The following is mentioned in the Clearwell Installation Guide:
"The D: drive is used as a temporary cache for many of Clearwell’s processing components, therefore a D: drive of at least 1 TB is recommended."
The Clearwell installation itself will only use around 5GB of disk space, so the majority of the disk space used will be by the Clearwell Cases and their caches. As a safe working guideline, always try to have around 500GB free disk space on the D drive. This will ensure that there is always sufficient temporary disk space for the discovery, processing (indexing) and post-processing stages.
Note: If the Clearwell appliance does happen to run out of disk space during operation, this can occasionally result in database integrity issues that cannot be easily corrected. This might then require a case backup to be restored. For this reason, it is strongly recommended to always perform a case backup before any new data is processed into a case (including running an OCR job), or if post-processing is about to be re-run manually.
The Clearwell Release Notes includes the following regarding this:
"Check the disk space in your database before you start case processing (26106): If the database runs out of disk space during case processing, increase the disk space and either restart case processing or restore the case from a backup and resume processing."

QUESTION: Is it possible to predict the disk space that Clearwell will use for a certain size of source data?
ANSWER: No. There are no official metrics at this time on the disk space used by Clearwell during the various stages of the EDRM process. It is very difficult to determine such metrics, because the disk space used by Clearwell is dependent on numerous factors. These factors include, but are not limited to, the following:
The data types of the source data:
Different data types (e.g. LEF, OST, PST, ZIP) use different amounts of caching disk space on the appliance.

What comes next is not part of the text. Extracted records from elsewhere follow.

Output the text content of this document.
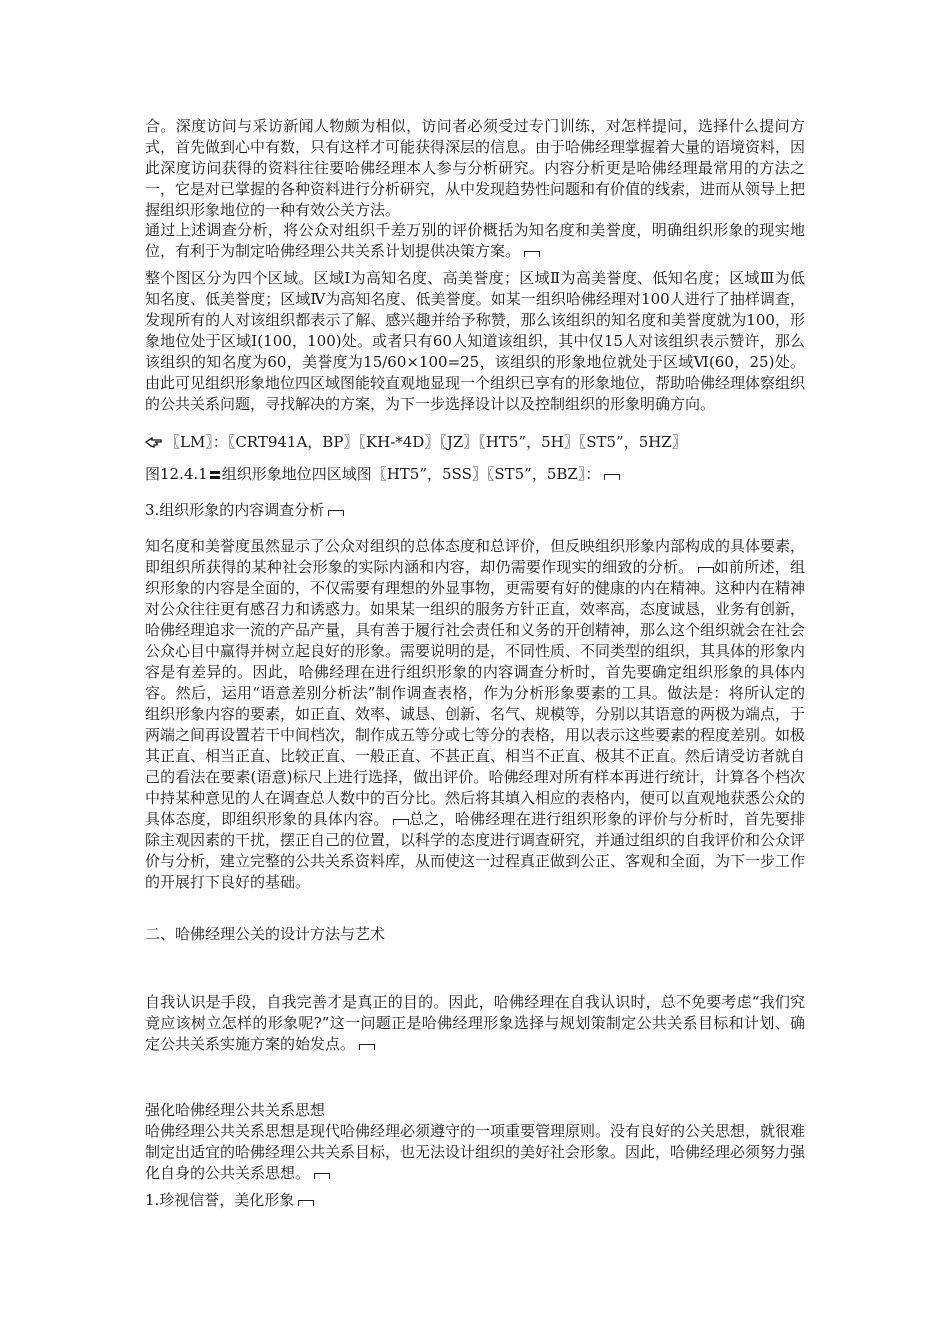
合。深度访问与采访新闻人物颇为相似，访问者必须受过专门训练，对怎样提问，选择什么提问方式，首先做到心中有数，只有这样才可能获得深层的信息。由于哈佛经理掌握着大量的语境资料，因此深度访问获得的资料往往要哈佛经理本人参与分析研究。内容分析更是哈佛经理最常用的方法之一，它是对已掌握的各种资料进行分析研究，从中发现趋势性问题和有价值的线索，进而从领导上把握组织形象地位的一种有效公关方法。

通过上述调查分析，将公众对组织千差万别的评价概括为知名度和美誉度，明确组织形象的现实地位，有利于为制定哈佛经理公共关系计划提供决策方案。

整个图区分为四个区域。区域Ⅰ为高知名度、高美誉度；区域Ⅱ为高美誉度、低知名度；区域Ⅲ为低知名度、低美誉度；区域Ⅳ为高知名度、低美誉度。如某一组织哈佛经理对100人进行了抽样调查，发现所有的人对该组织都表示了解、感兴趣并给予称赞，那么该组织的知名度和美誉度就为100，形象地位处于区域Ⅰ(100，100)处。或者只有60人知道该组织，其中仅15人对该组织表示赞许，那么该组织的知名度为60，美誉度为15/60×100=25，该组织的形象地位就处于区域Ⅵ(60，25)处。由此可见组织形象地位四区域图能较直观地显现一个组织已享有的形象地位，帮助哈佛经理体察组织的公共关系问题，寻找解决的方案，为下一步选择设计以及控制组织的形象明确方向。

〖LM〗：〖CRT941A，BP〗〖KH-*4D〗〖JZ〗〖HT5”，5H〗〖ST5”，5HZ〗

图12.4.1 组织形象地位四区域图〖HT5”，5SS〗〖ST5”，5BZ〗：

3.组织形象的内容调查分析

知名度和美誉度虽然显示了公众对组织的总体态度和总评价，但反映组织形象内部构成的具体要素，即组织所获得的某种社会形象的实际内涵和内容，却仍需要作现实的细致的分析。 如前所述，组织形象的内容是全面的，不仅需要有理想的外显事物，更需要有好的健康的内在精神。这种内在精神对公众往往更有感召力和诱惑力。如果某一组织的服务方针正直，效率高，态度诚恳，业务有创新，哈佛经理追求一流的产品产量，具有善于履行社会责任和义务的开创精神，那么这个组织就会在社会公众心目中赢得并树立起良好的形象。需要说明的是，不同性质、不同类型的组织，其具体的形象内容是有差异的。因此，哈佛经理在进行组织形象的内容调查分析时，首先要确定组织形象的具体内容。然后，运用“语意差别分析法”制作调查表格，作为分析形象要素的工具。做法是：将所认定的组织形象内容的要素，如正直、效率、诚恳、创新、名气、规模等，分别以其语意的两极为端点，于两端之间再设置若干中间档次，制作成五等分或七等分的表格，用以表示这些要素的程度差别。如极其正直、相当正直、比较正直、一般正直、不甚正直、相当不正直、极其不正直。然后请受访者就自己的看法在要素(语意)标尺上进行选择，做出评价。哈佛经理对所有样本再进行统计，计算各个档次中持某种意见的人在调查总人数中的百分比。然后将其填入相应的表格内，便可以直观地获悉公众的具体态度，即组织形象的具体内容。 总之，哈佛经理在进行组织形象的评价与分析时，首先要排除主观因素的干扰，摆正自己的位置，以科学的态度进行调查研究，并通过组织的自我评价和公众评价与分析，建立完整的公共关系资料库，从而使这一过程真正做到公正、客观和全面，为下一步工作的开展打下良好的基础。

二、哈佛经理公关的设计方法与艺术

自我认识是手段，自我完善才是真正的目的。因此，哈佛经理在自我认识时，总不免要考虑“我们究竟应该树立怎样的形象呢?”这一问题正是哈佛经理形象选择与规划策制定公共关系目标和计划、确定公共关系实施方案的始发点。

强化哈佛经理公共关系思想
哈佛经理公共关系思想是现代哈佛经理必须遵守的一项重要管理原则。没有良好的公关思想，就很难制定出适宜的哈佛经理公共关系目标，也无法设计组织的美好社会形象。因此，哈佛经理必须努力强化自身的公共关系思想。

1.珍视信誉，美化形象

The data import methods used:
Load File Imports, for example, can generate a large number of non-temporary files. These files stay with the case and are included in case backups.

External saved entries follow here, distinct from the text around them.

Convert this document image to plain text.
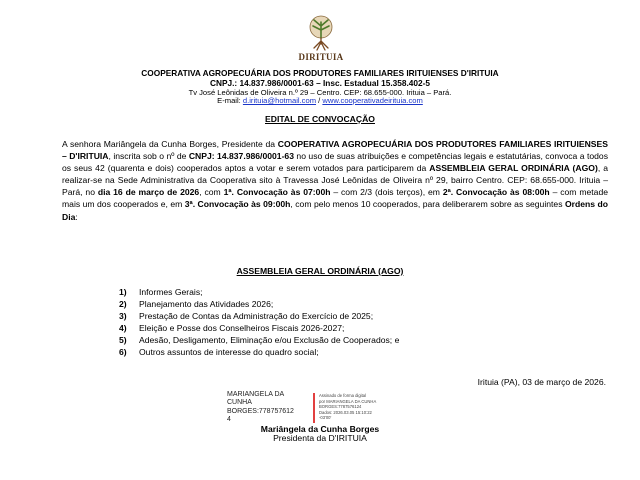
DIRITUIA
COOPERATIVA AGROPECUÁRIA DOS PRODUTORES FAMILIARES IRITUIENSES D'IRITUIA
CNPJ.: 14.837.986/0001-63 – Insc. Estadual 15.358.402-5
Tv José Leônidas de Oliveira n.º 29 – Centro. CEP: 68.655-000. Irituia – Pará.
E-mail: d.irituia@hotmail.com / www.cooperativadeirituia.com
EDITAL DE CONVOCAÇÃO
A senhora Mariângela da Cunha Borges, Presidente da COOPERATIVA AGROPECUÁRIA DOS PRODUTORES FAMILIARES IRITUIENSES – D'IRITUIA, inscrita sob o nº de CNPJ: 14.837.986/0001-63 no uso de suas atribuições e competências legais e estatutárias, convoca a todos os seus 42 (quarenta e dois) cooperados aptos a votar e serem votados para participarem da ASSEMBLEIA GERAL ORDINÁRIA (AGO), a realizar-se na Sede Administrativa da Cooperativa sito à Travessa José Leônidas de Oliveira nº 29, bairro Centro. CEP: 68.655-000. Irituia – Pará, no dia 16 de março de 2026, com 1ª. Convocação às 07:00h – com 2/3 (dois terços), em 2ª. Convocação às 08:00h – com metade mais um dos cooperados e, em 3ª. Convocação às 09:00h, com pelo menos 10 cooperados, para deliberarem sobre as seguintes Ordens do Dia:
ASSEMBLEIA GERAL ORDINÁRIA (AGO)
1) Informes Gerais;
2) Planejamento das Atividades 2026;
3) Prestação de Contas da Administração do Exercício de 2025;
4) Eleição e Posse dos Conselheiros Fiscais 2026-2027;
5) Adesão, Desligamento, Eliminação e/ou Exclusão de Cooperados; e
6) Outros assuntos de interesse do quadro social;
Irituia (PA), 03 de março de 2026.
MARIANGELA DA
CUNHA
BORGES:778757612
4
Assinado de forma digital
por MARIANGELA DA CUNHA
BORGES:7787576124
Dados: 2026.03.05 15:10:22
-03'00'
Mariângela da Cunha Borges
Presidenta da D'IRITUIA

The % of de-duplication achieved by processing:
If the de-duplication % is low then there will be more unique documents ingested into Clearwell.
If OCR is used:
OCR generates output text files and also generates temporary files. Sometimes these temporary files can be left behind if the OCR fails.

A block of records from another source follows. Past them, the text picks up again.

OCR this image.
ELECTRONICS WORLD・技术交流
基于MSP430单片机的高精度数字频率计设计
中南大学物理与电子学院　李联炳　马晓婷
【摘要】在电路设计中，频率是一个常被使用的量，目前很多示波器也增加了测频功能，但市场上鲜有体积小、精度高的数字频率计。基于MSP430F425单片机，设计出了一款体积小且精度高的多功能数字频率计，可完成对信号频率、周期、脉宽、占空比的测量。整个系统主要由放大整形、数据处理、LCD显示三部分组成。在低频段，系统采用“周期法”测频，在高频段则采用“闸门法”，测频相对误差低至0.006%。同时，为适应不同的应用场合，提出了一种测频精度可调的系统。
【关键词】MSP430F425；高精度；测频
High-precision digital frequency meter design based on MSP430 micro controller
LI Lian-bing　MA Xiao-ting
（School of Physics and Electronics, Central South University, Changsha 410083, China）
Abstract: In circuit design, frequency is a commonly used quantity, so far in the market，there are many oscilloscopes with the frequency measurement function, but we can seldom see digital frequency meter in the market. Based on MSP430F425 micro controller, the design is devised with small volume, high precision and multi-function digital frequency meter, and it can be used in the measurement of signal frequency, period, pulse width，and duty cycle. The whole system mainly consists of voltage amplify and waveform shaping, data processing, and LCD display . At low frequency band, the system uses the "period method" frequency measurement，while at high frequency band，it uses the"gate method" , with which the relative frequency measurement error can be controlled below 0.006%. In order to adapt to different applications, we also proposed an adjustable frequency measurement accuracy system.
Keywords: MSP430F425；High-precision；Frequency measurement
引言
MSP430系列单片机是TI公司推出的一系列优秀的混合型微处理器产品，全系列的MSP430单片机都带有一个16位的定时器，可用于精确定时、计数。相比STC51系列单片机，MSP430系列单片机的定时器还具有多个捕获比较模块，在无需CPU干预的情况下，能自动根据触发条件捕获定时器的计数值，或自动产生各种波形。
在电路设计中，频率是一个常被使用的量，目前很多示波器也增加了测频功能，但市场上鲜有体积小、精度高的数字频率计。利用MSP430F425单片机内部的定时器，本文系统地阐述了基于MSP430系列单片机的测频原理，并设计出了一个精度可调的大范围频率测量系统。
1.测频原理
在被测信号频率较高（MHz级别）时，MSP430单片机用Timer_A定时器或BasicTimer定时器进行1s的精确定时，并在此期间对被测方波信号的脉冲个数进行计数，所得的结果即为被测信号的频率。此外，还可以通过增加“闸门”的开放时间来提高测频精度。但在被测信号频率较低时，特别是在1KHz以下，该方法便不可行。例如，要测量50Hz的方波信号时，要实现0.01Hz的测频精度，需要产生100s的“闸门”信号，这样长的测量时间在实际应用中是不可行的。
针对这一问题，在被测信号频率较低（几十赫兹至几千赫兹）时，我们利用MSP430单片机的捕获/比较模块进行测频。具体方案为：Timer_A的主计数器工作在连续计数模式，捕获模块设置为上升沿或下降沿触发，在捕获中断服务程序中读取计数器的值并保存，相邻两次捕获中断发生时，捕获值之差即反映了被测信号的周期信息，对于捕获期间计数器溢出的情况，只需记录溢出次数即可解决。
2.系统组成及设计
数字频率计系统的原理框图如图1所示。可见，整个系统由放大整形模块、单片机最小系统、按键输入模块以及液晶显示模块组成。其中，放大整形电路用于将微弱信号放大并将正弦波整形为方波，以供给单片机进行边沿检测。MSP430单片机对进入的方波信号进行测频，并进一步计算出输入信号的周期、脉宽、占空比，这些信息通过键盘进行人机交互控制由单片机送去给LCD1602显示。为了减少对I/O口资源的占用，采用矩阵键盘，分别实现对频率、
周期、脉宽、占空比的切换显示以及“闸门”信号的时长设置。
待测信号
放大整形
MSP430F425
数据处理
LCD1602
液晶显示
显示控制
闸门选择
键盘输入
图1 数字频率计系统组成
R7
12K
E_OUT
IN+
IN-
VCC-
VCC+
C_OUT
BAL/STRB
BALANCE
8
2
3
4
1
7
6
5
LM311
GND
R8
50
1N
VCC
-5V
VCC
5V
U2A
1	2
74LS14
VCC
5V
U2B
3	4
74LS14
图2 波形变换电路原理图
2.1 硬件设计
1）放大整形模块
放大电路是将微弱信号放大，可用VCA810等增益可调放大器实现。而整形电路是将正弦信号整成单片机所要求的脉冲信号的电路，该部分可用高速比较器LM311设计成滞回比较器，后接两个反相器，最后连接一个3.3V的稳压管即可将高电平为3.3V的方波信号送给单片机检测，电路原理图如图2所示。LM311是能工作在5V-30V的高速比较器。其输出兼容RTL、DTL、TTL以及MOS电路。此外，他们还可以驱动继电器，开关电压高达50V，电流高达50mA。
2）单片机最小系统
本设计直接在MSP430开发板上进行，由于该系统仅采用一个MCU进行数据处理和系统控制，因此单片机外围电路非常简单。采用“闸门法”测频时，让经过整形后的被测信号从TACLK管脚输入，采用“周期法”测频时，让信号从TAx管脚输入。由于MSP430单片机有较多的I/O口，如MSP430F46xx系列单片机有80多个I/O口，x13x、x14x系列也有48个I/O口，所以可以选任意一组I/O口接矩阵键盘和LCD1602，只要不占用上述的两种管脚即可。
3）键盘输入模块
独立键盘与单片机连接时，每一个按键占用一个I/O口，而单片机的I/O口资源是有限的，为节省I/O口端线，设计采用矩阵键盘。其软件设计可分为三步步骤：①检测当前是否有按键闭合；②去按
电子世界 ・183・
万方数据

Use of "Text" view during review:
Viewing a document in "Text" view (or running an "HTML" cache job) causes an HTML file to be cached to disk. This caching can be cleared, but it cannot be configured to be stored off the appliance.
Use of "Native" view during review:
Viewing a document in "Native" view (or running a "Native" cache job, or running an image production) causes proprietary binary files to be generated and cached to disk. It is possible to direct this caching off the appliance.
The number of processing batches in a case and the age of a case:
Over time, as more data is added incrementally to a case, the case size can increase more than if all the data had been processed in a single go. In certain situations, rebuilding search indexes from scratch can help reduce this disk space used.
This article describes the various configuration changes that can be made to the Clearwell appliance in order to minimize the disk space used.